When you say you are making your own water instead of using pre-made, what are you doing to make your own water? Are you using RO/DI water or water from the tap? Using salt mixtures per directions of the box?
When you say ammonia is the only thing that is high, what parameters are you checking? With an increase in ammonia, you should being seeing nitrites increasing within 24-48 hours. I recommend testing ammonia and nitrites daily. Since you have fish in the tank, you will need to be on top of this. Do water changes if you detect any level of ammonia or nitrites. This process is going to stress your fish in the tank.
How long has the tank been set up? You mentioned "just started", does this mean the tank has been set up for a week? Greg provided a great chart to help identify when your tank has cycled and the first fish can be added. How long did you give the rock and sand time to cycle before adding fish? You added 4 fish to a 25 gal tank. What was the timeline of adding those fish? All within the same day/week?

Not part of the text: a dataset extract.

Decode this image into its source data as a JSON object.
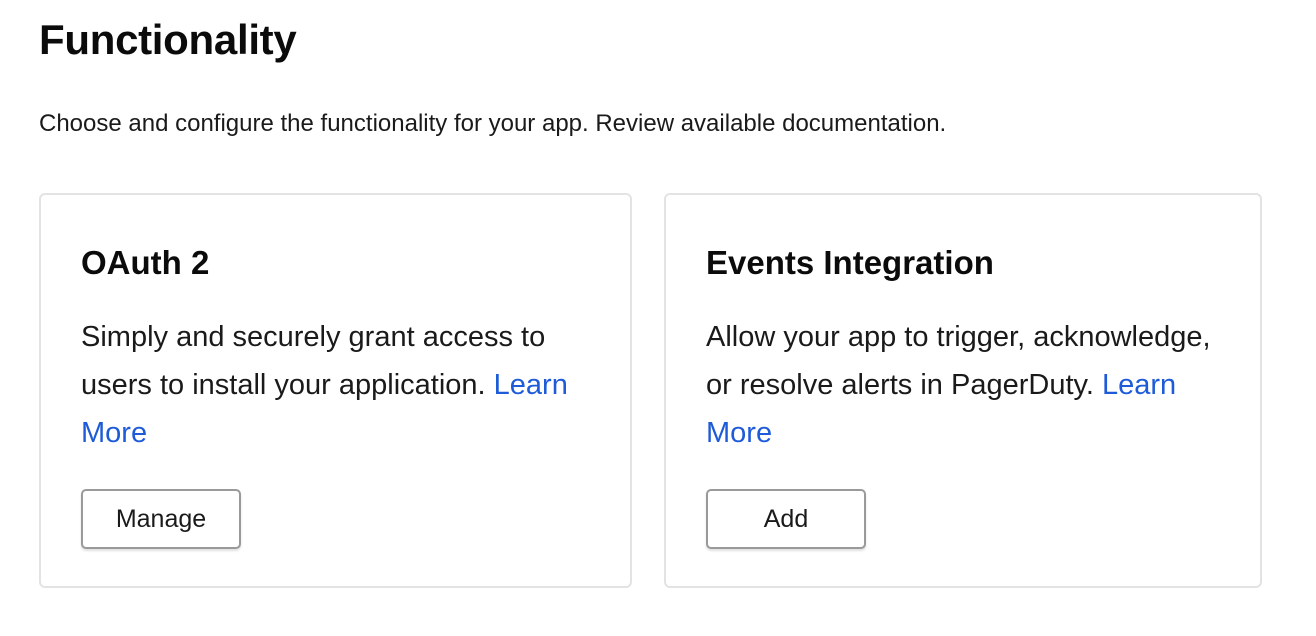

A 25 gal system will be more succeptable to water parameter changes than a large volume tank. Adding one fish will greatly increase the bioload of a 25 gal tank than it would on a 250 gal tank. The amount of bioload increase is the same, but the impact is greater on smaller tanks. Time is needed for your tank, bacteria, and husbandry skills to adjust to the new bioload. Recommendations on this are approximately one fish per month. Some of the larger tanks can get away with two-three, but your tank will have a greater response.
At this point in the game either remove the fish and let the tank cycle or stay constantly on top of it. Your clown is demonstrating stressed behavior patterns most likely due to your water. Not that you are using the wrong type of water, but that your system hasn't cycled enough for the bacteria to break down fish and food waste.
With the frequent water changes, also keep an eye on salinity. Evaporated water needs to be replaced with nonsalt water since the salt doesn't leave the tank. For people who do weekly water changes, a recommended approach is to top off the tank with clean water first and then do a water change with salt water (or continuously top off the water with an automatic system). For those who do daily water changes, salinity may get out of whack due to not accounting for evaporation.
A common mantra in the hobby is "nothing good happens quickly in a tank". Don't let the loss of your first clown discourage you.